The calf was born in a specially designed chute in the giraffe barn, where doctors were able to restrain Chrystal, 6, without anesthesia. Jan Raines, DVM determined the calf’s head and neck were positioned to the side of the front legs, instead of aligned with them. Raines was able to move the calf into position, allowing Lynn Kramer, DVM and the giraffe keeper team to deliver the newborn.

“The chute and our team’s training definitely paid off, allowing us to provide excellent emergency care to Chrystal and the calf,” said Kramer, who is also the Dallas Zoo’s vice president of animal operations and welfare.

Jan Raines, D.V.M., checking out the calf shortly after the delivery./Dallas Zoo

3. Jan Raines, D.V.M., checking out the calf shortly after the delivery./Dallas Zoo

The calf was then moved to a maternity stall equipped with extra layers of soft sand. The new mother immediately joined her son, licking and nudging him as he soon stood on wobbly new legs before beginning to nurse.

“A new giraffe is always a reason to celebrate,” Kramer added. “They’re remarkable animals, and are seriously threatened in the wild. Conservation is a key mission of our zoo, and this calf’s birth will allow us to offer a timely teaching message about the efforts being made on their behalf.”

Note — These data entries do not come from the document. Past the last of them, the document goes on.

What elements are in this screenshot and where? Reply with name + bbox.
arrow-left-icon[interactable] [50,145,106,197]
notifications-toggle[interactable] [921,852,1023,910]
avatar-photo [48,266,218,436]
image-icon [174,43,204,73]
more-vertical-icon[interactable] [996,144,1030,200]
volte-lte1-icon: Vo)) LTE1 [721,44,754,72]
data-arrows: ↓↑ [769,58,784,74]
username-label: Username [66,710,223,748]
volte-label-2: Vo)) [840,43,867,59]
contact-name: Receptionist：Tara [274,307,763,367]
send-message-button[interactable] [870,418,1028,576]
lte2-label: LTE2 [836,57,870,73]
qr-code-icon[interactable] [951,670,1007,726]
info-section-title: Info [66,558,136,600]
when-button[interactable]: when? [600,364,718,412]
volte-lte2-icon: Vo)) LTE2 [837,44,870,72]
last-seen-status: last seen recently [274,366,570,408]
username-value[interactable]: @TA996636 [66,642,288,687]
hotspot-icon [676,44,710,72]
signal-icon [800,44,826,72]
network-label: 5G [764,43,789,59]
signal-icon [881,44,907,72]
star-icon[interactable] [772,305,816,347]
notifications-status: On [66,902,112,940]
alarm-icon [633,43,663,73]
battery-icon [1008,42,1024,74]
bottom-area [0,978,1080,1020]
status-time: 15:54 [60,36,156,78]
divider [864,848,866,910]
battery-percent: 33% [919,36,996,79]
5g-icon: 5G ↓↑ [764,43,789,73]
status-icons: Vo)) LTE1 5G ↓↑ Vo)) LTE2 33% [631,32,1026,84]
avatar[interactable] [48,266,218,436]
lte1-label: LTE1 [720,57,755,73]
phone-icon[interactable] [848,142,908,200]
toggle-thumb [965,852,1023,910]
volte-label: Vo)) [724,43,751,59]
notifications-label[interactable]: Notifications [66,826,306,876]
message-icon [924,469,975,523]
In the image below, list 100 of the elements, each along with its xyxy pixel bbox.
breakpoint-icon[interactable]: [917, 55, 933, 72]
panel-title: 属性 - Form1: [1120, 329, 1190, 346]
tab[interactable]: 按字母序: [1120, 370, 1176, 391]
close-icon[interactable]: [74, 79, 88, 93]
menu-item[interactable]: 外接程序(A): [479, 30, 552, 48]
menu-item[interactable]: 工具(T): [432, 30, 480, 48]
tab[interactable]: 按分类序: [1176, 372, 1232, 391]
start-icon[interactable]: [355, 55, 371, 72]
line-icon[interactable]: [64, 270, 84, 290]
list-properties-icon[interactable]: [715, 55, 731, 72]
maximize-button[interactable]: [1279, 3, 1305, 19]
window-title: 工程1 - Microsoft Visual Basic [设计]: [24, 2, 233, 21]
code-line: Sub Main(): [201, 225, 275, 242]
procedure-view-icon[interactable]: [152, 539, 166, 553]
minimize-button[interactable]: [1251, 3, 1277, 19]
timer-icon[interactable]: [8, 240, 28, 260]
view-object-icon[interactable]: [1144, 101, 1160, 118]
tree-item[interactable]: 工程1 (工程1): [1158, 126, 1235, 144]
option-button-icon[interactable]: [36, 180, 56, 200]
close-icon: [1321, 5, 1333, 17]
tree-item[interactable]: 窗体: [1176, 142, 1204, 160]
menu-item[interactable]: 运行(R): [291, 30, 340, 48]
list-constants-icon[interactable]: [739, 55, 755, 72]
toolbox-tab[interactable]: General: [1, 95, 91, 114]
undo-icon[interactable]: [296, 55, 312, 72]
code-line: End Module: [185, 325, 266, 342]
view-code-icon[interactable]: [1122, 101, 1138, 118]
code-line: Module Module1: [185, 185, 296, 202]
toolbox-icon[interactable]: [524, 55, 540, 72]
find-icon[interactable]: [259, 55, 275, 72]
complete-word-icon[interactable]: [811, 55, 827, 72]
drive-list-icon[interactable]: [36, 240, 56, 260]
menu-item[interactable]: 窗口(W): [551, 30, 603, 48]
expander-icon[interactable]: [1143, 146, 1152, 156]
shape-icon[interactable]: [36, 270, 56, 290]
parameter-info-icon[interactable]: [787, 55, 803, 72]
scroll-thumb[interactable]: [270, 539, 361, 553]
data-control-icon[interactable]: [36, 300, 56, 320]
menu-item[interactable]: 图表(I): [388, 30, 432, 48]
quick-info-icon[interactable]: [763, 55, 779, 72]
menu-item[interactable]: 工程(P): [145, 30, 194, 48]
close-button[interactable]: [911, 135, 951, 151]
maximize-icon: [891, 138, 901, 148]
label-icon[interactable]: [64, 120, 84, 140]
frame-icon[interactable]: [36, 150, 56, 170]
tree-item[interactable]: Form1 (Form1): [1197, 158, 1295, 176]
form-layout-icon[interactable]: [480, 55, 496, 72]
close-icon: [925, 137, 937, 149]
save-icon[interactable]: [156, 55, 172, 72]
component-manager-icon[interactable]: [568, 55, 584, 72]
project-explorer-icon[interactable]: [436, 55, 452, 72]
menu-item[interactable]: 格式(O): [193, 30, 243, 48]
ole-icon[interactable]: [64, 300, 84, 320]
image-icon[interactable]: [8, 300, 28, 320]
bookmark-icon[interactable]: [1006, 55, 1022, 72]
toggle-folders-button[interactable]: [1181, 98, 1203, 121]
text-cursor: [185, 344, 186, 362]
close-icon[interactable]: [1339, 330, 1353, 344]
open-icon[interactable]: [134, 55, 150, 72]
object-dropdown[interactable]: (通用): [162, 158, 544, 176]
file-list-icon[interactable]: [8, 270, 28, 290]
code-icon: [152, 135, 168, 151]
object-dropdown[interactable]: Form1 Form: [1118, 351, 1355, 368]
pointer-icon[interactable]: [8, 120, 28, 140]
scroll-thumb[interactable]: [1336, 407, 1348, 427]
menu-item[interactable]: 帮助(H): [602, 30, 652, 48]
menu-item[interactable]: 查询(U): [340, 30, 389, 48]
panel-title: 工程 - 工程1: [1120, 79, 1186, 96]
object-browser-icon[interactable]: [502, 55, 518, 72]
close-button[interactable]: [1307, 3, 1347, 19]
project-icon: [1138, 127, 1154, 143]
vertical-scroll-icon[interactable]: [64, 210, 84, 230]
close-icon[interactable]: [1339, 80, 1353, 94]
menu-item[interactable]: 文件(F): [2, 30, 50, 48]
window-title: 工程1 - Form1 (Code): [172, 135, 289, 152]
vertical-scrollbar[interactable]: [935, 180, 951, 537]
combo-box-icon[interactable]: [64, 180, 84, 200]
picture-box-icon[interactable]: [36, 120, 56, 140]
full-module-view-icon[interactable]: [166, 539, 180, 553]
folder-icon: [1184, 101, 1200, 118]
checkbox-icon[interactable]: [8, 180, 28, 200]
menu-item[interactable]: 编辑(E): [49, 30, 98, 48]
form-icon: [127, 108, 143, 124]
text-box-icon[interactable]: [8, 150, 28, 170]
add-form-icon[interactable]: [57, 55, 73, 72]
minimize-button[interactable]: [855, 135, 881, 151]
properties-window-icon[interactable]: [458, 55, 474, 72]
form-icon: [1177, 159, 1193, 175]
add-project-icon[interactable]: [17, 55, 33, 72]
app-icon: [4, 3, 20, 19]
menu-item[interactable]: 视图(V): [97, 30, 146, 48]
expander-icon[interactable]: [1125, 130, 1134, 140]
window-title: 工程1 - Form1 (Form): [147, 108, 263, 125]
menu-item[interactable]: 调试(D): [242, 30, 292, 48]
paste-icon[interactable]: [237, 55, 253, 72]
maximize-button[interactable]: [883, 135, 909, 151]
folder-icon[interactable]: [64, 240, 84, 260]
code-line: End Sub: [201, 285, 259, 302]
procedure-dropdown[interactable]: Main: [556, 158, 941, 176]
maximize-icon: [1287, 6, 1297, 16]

It’s been three years since the zoo had a new giraffe calf; the team says caring for such a big newborn is a challenge they love. The team will monitor the calf for development and if all goes well, it may appear in the feeding habitat as early as next week, with limited access.

The new calf stuck close to mom Chrystal’s side on Tuesday./Dallas Zoo

2. The new calf stuck close to mom Chrystal’s side on Tuesday./Dallas Zoo

There are fewer than 4,700 of the calf’s species, reticulated giraffe, left in the wild, according to the Giraffe Conservation Foundation.

The new father is Tebogo, is one of the zoo’s most popular animals; he is the only breeding male under the Giraffe Species Survival Plan, a program ensuring genetic diversity in endangered species. Tebogo is also father to three-year-old Katie, born in July 2011.

With a herd of 12 now, the Dallas Zoo has one of the largest herds in the nation, with seven males and five females, ranging in age from this newborn to Auggie, who is 12.

The herd lives in the Giants of Savana exhibit at the zoo, the only habitat in the U.S. were giraffes mingle with African elephants, impalas, zebras, ostriches, and other animals.